Day Trader Learned Lessons From Games

“CIS, pronounced sis, means death in classical Japanese. The nickname is a holdover from his gaming days, when he used to crush foes in virtual wrestling rings and online fantasy worlds. ‘Games taught me to think fast and stay calm,’ he said over tea at Tokyo’s Hotel Grand Palace a few days after the SoftBank trade.”

I’ll be sure to tell my family in the future that I’m not just goofing around with video games; rather, I’m training to make billions 🙂

7 responses to “Day Trader Learned Lessons From Games”

  1. eduj

    I think what this trader says definitely has merit.

    This reminds me of when I use to play on EA’s NHL online hockey league where I would play on defense. Almost every time I hastily ‘pinched in’ in an attempt to win it all, the other team would walk around me, go on an odd-man rush and score the decisive goal. I soon learned that it’s often much better to “play the system” and not let my emotions change the way that I should be playing the game.

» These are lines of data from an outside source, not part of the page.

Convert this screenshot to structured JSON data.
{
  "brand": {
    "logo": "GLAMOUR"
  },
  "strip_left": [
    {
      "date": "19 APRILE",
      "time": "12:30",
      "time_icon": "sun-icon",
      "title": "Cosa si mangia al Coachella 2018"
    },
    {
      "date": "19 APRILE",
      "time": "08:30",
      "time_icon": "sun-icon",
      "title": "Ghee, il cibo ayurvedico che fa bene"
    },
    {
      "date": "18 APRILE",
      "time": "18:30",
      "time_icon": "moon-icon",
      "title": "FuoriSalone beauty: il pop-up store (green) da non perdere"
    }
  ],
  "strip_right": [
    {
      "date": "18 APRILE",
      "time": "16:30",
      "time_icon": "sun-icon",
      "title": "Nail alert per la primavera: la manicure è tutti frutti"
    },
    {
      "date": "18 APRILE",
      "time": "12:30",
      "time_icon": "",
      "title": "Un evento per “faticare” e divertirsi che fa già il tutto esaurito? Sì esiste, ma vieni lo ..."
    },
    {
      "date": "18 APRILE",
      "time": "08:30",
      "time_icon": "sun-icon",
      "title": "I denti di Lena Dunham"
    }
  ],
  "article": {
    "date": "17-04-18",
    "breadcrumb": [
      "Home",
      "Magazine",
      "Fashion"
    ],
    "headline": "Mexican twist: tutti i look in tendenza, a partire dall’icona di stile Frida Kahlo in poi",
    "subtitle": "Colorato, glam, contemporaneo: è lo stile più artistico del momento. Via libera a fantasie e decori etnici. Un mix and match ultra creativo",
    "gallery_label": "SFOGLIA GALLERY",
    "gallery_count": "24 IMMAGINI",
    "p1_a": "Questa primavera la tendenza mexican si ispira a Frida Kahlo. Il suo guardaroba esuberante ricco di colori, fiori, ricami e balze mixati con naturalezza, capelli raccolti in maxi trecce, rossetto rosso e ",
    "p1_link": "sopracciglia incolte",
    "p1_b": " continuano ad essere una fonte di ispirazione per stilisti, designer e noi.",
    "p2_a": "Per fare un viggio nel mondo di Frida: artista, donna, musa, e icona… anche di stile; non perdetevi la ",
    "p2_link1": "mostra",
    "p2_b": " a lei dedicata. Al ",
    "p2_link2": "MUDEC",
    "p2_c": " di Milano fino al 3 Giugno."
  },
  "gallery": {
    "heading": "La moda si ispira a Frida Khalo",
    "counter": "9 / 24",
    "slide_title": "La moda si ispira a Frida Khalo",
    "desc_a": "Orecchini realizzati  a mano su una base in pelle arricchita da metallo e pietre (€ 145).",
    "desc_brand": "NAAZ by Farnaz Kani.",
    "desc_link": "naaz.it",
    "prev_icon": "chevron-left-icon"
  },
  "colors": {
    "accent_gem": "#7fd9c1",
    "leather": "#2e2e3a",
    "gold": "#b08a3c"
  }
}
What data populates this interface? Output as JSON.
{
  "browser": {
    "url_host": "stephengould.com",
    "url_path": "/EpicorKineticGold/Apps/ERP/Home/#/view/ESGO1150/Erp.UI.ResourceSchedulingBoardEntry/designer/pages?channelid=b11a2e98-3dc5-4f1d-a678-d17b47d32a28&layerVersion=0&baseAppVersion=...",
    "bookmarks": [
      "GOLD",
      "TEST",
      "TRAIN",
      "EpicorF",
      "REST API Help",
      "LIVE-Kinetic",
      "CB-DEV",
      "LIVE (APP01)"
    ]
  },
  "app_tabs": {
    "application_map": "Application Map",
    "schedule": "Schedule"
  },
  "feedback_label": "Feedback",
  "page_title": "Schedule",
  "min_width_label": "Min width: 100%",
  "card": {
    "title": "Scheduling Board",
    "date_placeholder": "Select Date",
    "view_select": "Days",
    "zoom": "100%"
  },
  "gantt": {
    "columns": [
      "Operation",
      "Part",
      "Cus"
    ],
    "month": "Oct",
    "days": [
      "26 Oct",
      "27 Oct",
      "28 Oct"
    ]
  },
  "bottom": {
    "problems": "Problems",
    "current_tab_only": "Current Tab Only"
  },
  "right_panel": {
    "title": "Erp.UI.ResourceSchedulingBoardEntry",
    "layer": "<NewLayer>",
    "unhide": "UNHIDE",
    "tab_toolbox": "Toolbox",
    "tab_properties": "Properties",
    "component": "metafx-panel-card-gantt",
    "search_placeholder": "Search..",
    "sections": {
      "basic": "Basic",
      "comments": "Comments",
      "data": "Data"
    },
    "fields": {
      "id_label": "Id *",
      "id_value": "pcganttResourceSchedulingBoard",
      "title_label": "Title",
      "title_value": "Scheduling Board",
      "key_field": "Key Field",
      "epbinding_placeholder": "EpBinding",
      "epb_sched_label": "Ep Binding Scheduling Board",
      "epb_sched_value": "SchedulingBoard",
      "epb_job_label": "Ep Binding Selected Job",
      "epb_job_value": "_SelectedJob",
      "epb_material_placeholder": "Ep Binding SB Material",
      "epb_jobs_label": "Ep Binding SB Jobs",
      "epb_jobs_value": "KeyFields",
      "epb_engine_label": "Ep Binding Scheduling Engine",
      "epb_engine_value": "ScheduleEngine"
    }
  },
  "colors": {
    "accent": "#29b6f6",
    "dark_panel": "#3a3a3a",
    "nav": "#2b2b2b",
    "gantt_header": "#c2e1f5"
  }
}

    In this regard, video games teaches you patience (to wait for the perfect opportunity to score the winning goal), to insist on using objective indicators to guide your decisions, and not let your emotions cloud your judgment. In a similar regard, the market is driven by two primary emotions–greed and fear, and both have the potential to get you into trouble. As a trader myself, I’d like to think that video games has trained me to be a disciplined investor and not let these emotions cloud my judgement.

  2. Ryan Vogt

    That reminds me — totally off on a crazy tangent to your comment — of an article I read years ago. It was about a research study on physicians who performed endoscopic (or something similar?) procedures. It found that physicians who were video gamers were generally better at them, for two key reasons: (a) having the experience of controlling something not directly with their hands, but with computers / controllers; and, (b) having more patience and experiencing less frustration in essentially knowing how to interact with this almost-virtual system (sort of a riff off your “play the system” comment — find the polyp?). Unfortunately, I can’t remember the details of where I read this (it was years ago), but I’ll see if I can dig something up. If anyone else remembers the details, that would be cool 🙂

  3. Jon Festinger

    Check out:
    1. “The best surgeons play video games” at
    2. “Surgeons With Video Game Skill Appear To Perform Better In Simulated Surgery Skills Course” at
    3. “Why the University of Washington Wants Its Surgeons to Play Videogames” at


  4. eduj

    The next question, perhaps, should be whether there can be too much of a good thing? Are we breeding a generation of surgeons, although good at what they do, who are incapable of appreciating real-world consequences or otherwise detached from reality?

  5. Ryan Vogt

    Thanks for the links, Jon. The topic of your second link was the story I was thinking of (different article, but same basic content).

    As for your question, eduj, I don’t think we have to worry about that possibility. I think most physicians are acutely aware of the potential consequences of their actions. I think the detachment we’re seeing here is the comfort with the physical detachment between controlling what you’re doing to a patient, and the physical contact with the instrument in question that’s actually doing that thing to a patient. One of the big conclusions of this study was that non-video-gamers weren’t as intuitively comfortable with a controller affecting the actions of a non-tactilily-connected image on a screen.


  6. Jon Festinger

    Where this is ultimately going is particularly fascinating. Remote operations through Robotics with headsets like Oculus:

    Gamer skills absolutely required. Can only imagine that one day there will be a course in medical schools teaching all this directly (if there isn’t already). Parents who want their kids to be Dr.’s will be pushing them to play Call of Duty. LOL.


  7. eduj

    COD sure beats the “Operations” game that I use to play when I was young.

    I remember speaking to a lawyer who, before deciding to go to law school, interviewed for UBC Dentistry. He brought a structure he built with spaghetti to the admissions interview to show that he is good with his hands. Long story short, he didn’t get in, but maybe one’s gaming ability will be a factor in selecting candidates for med/dentistry one day.